While the retail community celebrates these reforms taking effect, it does so recognizing that many issues remain and that because of a deeply flawed Federal Reserve implementation rule, some retailers will actually see their fees increase.
In July the Federal Reserve capped these fees at 24 cents, nearly double what it had proposed seven months before and six times higher than what its own data showed as the actual cost to process a transaction. Recently Visa and MasterCard began alerting card issuing banks that it would treat the Federal Reserve cap as a minimum as well, guaranteeing fee hikes for merchants, such as convenience stores and coffee shops, who process small dollar transactions.

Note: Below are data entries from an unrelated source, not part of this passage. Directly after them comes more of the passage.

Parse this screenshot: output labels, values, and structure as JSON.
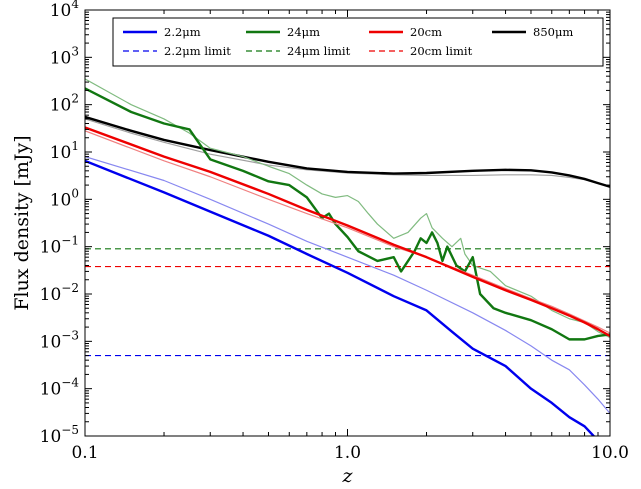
{
  "chart_data": {
    "type": "line",
    "xlabel": "z",
    "ylabel": "Flux density [mJy]",
    "x_scale": "log",
    "y_scale": "log",
    "xlim": [
      0.1,
      10.0
    ],
    "ylim": [
      1e-05,
      10000.0
    ],
    "x_ticks": [
      {
        "value": 0.1,
        "label": "0.1"
      },
      {
        "value": 1.0,
        "label": "1.0"
      },
      {
        "value": 10.0,
        "label": "10.0"
      }
    ],
    "y_ticks": [
      {
        "value": 1e-05,
        "base": "10",
        "exp": "−5"
      },
      {
        "value": 0.0001,
        "base": "10",
        "exp": "−4"
      },
      {
        "value": 0.001,
        "base": "10",
        "exp": "−3"
      },
      {
        "value": 0.01,
        "base": "10",
        "exp": "−2"
      },
      {
        "value": 0.1,
        "base": "10",
        "exp": "−1"
      },
      {
        "value": 1.0,
        "base": "10",
        "exp": "0"
      },
      {
        "value": 10.0,
        "base": "10",
        "exp": "1"
      },
      {
        "value": 100.0,
        "base": "10",
        "exp": "2"
      },
      {
        "value": 1000.0,
        "base": "10",
        "exp": "3"
      },
      {
        "value": 10000.0,
        "base": "10",
        "exp": "4"
      }
    ],
    "legend": {
      "placement": "top",
      "columns": 4,
      "entries": [
        {
          "label": "2.2μm",
          "color": "#0000ee",
          "style": "solid"
        },
        {
          "label": "24μm",
          "color": "#117711",
          "style": "solid"
        },
        {
          "label": "20cm",
          "color": "#ee0000",
          "style": "solid"
        },
        {
          "label": "850μm",
          "color": "#000000",
          "style": "solid"
        },
        {
          "label": "2.2μm limit",
          "color": "#0000ee",
          "style": "dashed"
        },
        {
          "label": "24μm limit",
          "color": "#117711",
          "style": "dashed"
        },
        {
          "label": "20cm limit",
          "color": "#ee0000",
          "style": "dashed"
        }
      ]
    },
    "limits": [
      {
        "name": "2.2μm limit",
        "color": "#0000ee",
        "y": 0.0005
      },
      {
        "name": "24μm limit",
        "color": "#117711",
        "y": 0.09
      },
      {
        "name": "20cm limit",
        "color": "#ee0000",
        "y": 0.038
      }
    ],
    "series": [
      {
        "name": "850μm",
        "color": "#a0a0a0",
        "width": 1.2,
        "thin": true,
        "points": [
          [
            0.1,
            50
          ],
          [
            0.15,
            25
          ],
          [
            0.2,
            16
          ],
          [
            0.3,
            9
          ],
          [
            0.5,
            5.3
          ],
          [
            0.7,
            4.2
          ],
          [
            1.0,
            3.6
          ],
          [
            1.5,
            3.3
          ],
          [
            2.0,
            3.2
          ],
          [
            3.0,
            3.2
          ],
          [
            4.0,
            3.3
          ],
          [
            5.0,
            3.3
          ],
          [
            6.0,
            3.2
          ],
          [
            7.0,
            2.9
          ],
          [
            8.0,
            2.6
          ],
          [
            9.0,
            2.2
          ],
          [
            10.0,
            1.9
          ]
        ]
      },
      {
        "name": "850μm",
        "color": "#000000",
        "width": 2.4,
        "points": [
          [
            0.1,
            55
          ],
          [
            0.15,
            28
          ],
          [
            0.2,
            18
          ],
          [
            0.3,
            11
          ],
          [
            0.5,
            6.2
          ],
          [
            0.7,
            4.5
          ],
          [
            1.0,
            3.8
          ],
          [
            1.5,
            3.5
          ],
          [
            2.0,
            3.6
          ],
          [
            3.0,
            4.0
          ],
          [
            4.0,
            4.2
          ],
          [
            5.0,
            4.1
          ],
          [
            6.0,
            3.7
          ],
          [
            7.0,
            3.2
          ],
          [
            8.0,
            2.7
          ],
          [
            9.0,
            2.2
          ],
          [
            10.0,
            1.85
          ]
        ]
      },
      {
        "name": "2.2μm",
        "color": "#8888f0",
        "width": 1.2,
        "thin": true,
        "points": [
          [
            0.1,
            8
          ],
          [
            0.2,
            2.5
          ],
          [
            0.3,
            1.0
          ],
          [
            0.5,
            0.3
          ],
          [
            0.7,
            0.13
          ],
          [
            1.0,
            0.06
          ],
          [
            1.5,
            0.025
          ],
          [
            2.0,
            0.012
          ],
          [
            3.0,
            0.004
          ],
          [
            4.0,
            0.0017
          ],
          [
            5.0,
            0.0008
          ],
          [
            6.0,
            0.0004
          ],
          [
            7.0,
            0.00025
          ],
          [
            8.0,
            0.00012
          ],
          [
            9.0,
            6e-05
          ],
          [
            10.0,
            3e-05
          ]
        ]
      },
      {
        "name": "2.2μm",
        "color": "#0000ee",
        "width": 2.4,
        "points": [
          [
            0.1,
            6.5
          ],
          [
            0.2,
            1.4
          ],
          [
            0.3,
            0.55
          ],
          [
            0.5,
            0.17
          ],
          [
            0.7,
            0.07
          ],
          [
            1.0,
            0.028
          ],
          [
            1.5,
            0.009
          ],
          [
            2.0,
            0.0045
          ],
          [
            2.5,
            0.0016
          ],
          [
            3.0,
            0.0007
          ],
          [
            4.0,
            0.0003
          ],
          [
            5.0,
            0.0001
          ],
          [
            6.0,
            5e-05
          ],
          [
            7.0,
            2.5e-05
          ],
          [
            8.0,
            1.6e-05
          ],
          [
            9.0,
            8e-06
          ],
          [
            10.0,
            5e-06
          ]
        ]
      },
      {
        "name": "24μm",
        "color": "#80bb80",
        "width": 1.2,
        "thin": true,
        "points": [
          [
            0.1,
            350
          ],
          [
            0.15,
            100
          ],
          [
            0.2,
            50
          ],
          [
            0.25,
            25
          ],
          [
            0.3,
            12
          ],
          [
            0.4,
            8
          ],
          [
            0.5,
            5
          ],
          [
            0.6,
            3.5
          ],
          [
            0.7,
            2
          ],
          [
            0.8,
            1.3
          ],
          [
            0.9,
            1.1
          ],
          [
            1.0,
            1.2
          ],
          [
            1.1,
            0.9
          ],
          [
            1.2,
            0.5
          ],
          [
            1.3,
            0.3
          ],
          [
            1.5,
            0.15
          ],
          [
            1.7,
            0.2
          ],
          [
            1.9,
            0.4
          ],
          [
            2.0,
            0.5
          ],
          [
            2.1,
            0.25
          ],
          [
            2.3,
            0.15
          ],
          [
            2.5,
            0.1
          ],
          [
            2.7,
            0.15
          ],
          [
            2.8,
            0.07
          ],
          [
            3.0,
            0.04
          ],
          [
            3.5,
            0.03
          ],
          [
            4.0,
            0.015
          ],
          [
            5.0,
            0.009
          ],
          [
            6.0,
            0.0045
          ],
          [
            7.0,
            0.003
          ],
          [
            8.0,
            0.0025
          ],
          [
            9.0,
            0.0016
          ],
          [
            10.0,
            0.0012
          ]
        ]
      },
      {
        "name": "24μm",
        "color": "#117711",
        "width": 2.4,
        "points": [
          [
            0.1,
            220
          ],
          [
            0.15,
            70
          ],
          [
            0.2,
            40
          ],
          [
            0.25,
            30
          ],
          [
            0.3,
            7
          ],
          [
            0.4,
            4
          ],
          [
            0.5,
            2.4
          ],
          [
            0.6,
            2
          ],
          [
            0.7,
            1.1
          ],
          [
            0.8,
            0.4
          ],
          [
            0.85,
            0.5
          ],
          [
            0.9,
            0.3
          ],
          [
            1.0,
            0.16
          ],
          [
            1.1,
            0.08
          ],
          [
            1.3,
            0.05
          ],
          [
            1.5,
            0.06
          ],
          [
            1.6,
            0.03
          ],
          [
            1.8,
            0.08
          ],
          [
            1.9,
            0.15
          ],
          [
            2.0,
            0.12
          ],
          [
            2.1,
            0.2
          ],
          [
            2.2,
            0.12
          ],
          [
            2.3,
            0.05
          ],
          [
            2.4,
            0.1
          ],
          [
            2.6,
            0.04
          ],
          [
            2.8,
            0.03
          ],
          [
            3.0,
            0.06
          ],
          [
            3.2,
            0.01
          ],
          [
            3.6,
            0.005
          ],
          [
            4.0,
            0.004
          ],
          [
            5.0,
            0.0028
          ],
          [
            6.0,
            0.0018
          ],
          [
            7.0,
            0.0011
          ],
          [
            8.0,
            0.0011
          ],
          [
            9.0,
            0.0013
          ],
          [
            10.0,
            0.0014
          ]
        ]
      },
      {
        "name": "20cm",
        "color": "#f08080",
        "width": 1.2,
        "thin": true,
        "points": [
          [
            0.1,
            28
          ],
          [
            0.2,
            6.5
          ],
          [
            0.3,
            3.0
          ],
          [
            0.5,
            1.0
          ],
          [
            0.7,
            0.5
          ],
          [
            1.0,
            0.25
          ],
          [
            1.5,
            0.1
          ],
          [
            2.0,
            0.06
          ],
          [
            3.0,
            0.025
          ],
          [
            4.0,
            0.013
          ],
          [
            5.0,
            0.008
          ],
          [
            6.0,
            0.0055
          ],
          [
            7.0,
            0.0038
          ],
          [
            8.0,
            0.0027
          ],
          [
            9.0,
            0.002
          ],
          [
            10.0,
            0.0015
          ]
        ]
      },
      {
        "name": "20cm",
        "color": "#ee0000",
        "width": 2.4,
        "points": [
          [
            0.1,
            33
          ],
          [
            0.2,
            8
          ],
          [
            0.3,
            3.8
          ],
          [
            0.5,
            1.3
          ],
          [
            0.7,
            0.6
          ],
          [
            1.0,
            0.28
          ],
          [
            1.5,
            0.11
          ],
          [
            2.0,
            0.06
          ],
          [
            3.0,
            0.023
          ],
          [
            4.0,
            0.012
          ],
          [
            5.0,
            0.0075
          ],
          [
            6.0,
            0.005
          ],
          [
            7.0,
            0.0035
          ],
          [
            8.0,
            0.0025
          ],
          [
            9.0,
            0.0018
          ],
          [
            10.0,
            0.0013
          ]
        ]
      }
    ]
  }
}
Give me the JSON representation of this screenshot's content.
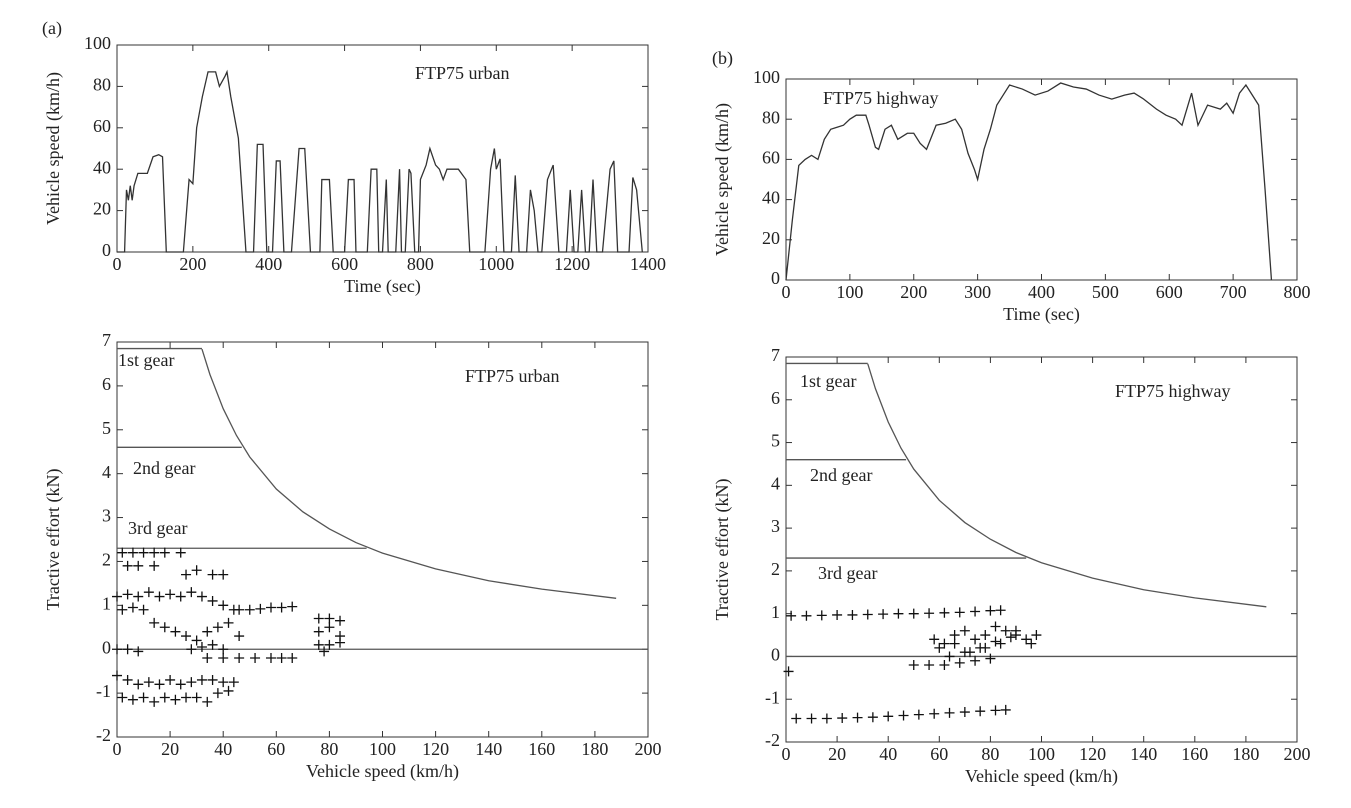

“Unfortunately the Federal Reserve ignored its own data when it finalized implementation rules, weakening the congressionally-approved reforms and giving license to Visa and MasterCard to raise -- not lower -- the fees some merchants face,” said Kennedy. “RILA will continue to fight to fix the broken swipe fee system and bring transparency, competition and relief to all retailers and their customers.”
RILA is the trade association of the world’s largest and most innovative retail companies. RILA members include more than 200 retailers, product manufacturers, and service suppliers, which together account for more than $1.5 trillion in annual sales, millions of American jobs and operate more than 100,000 stores, manufacturing facilities and distribution centers domestically and abroad.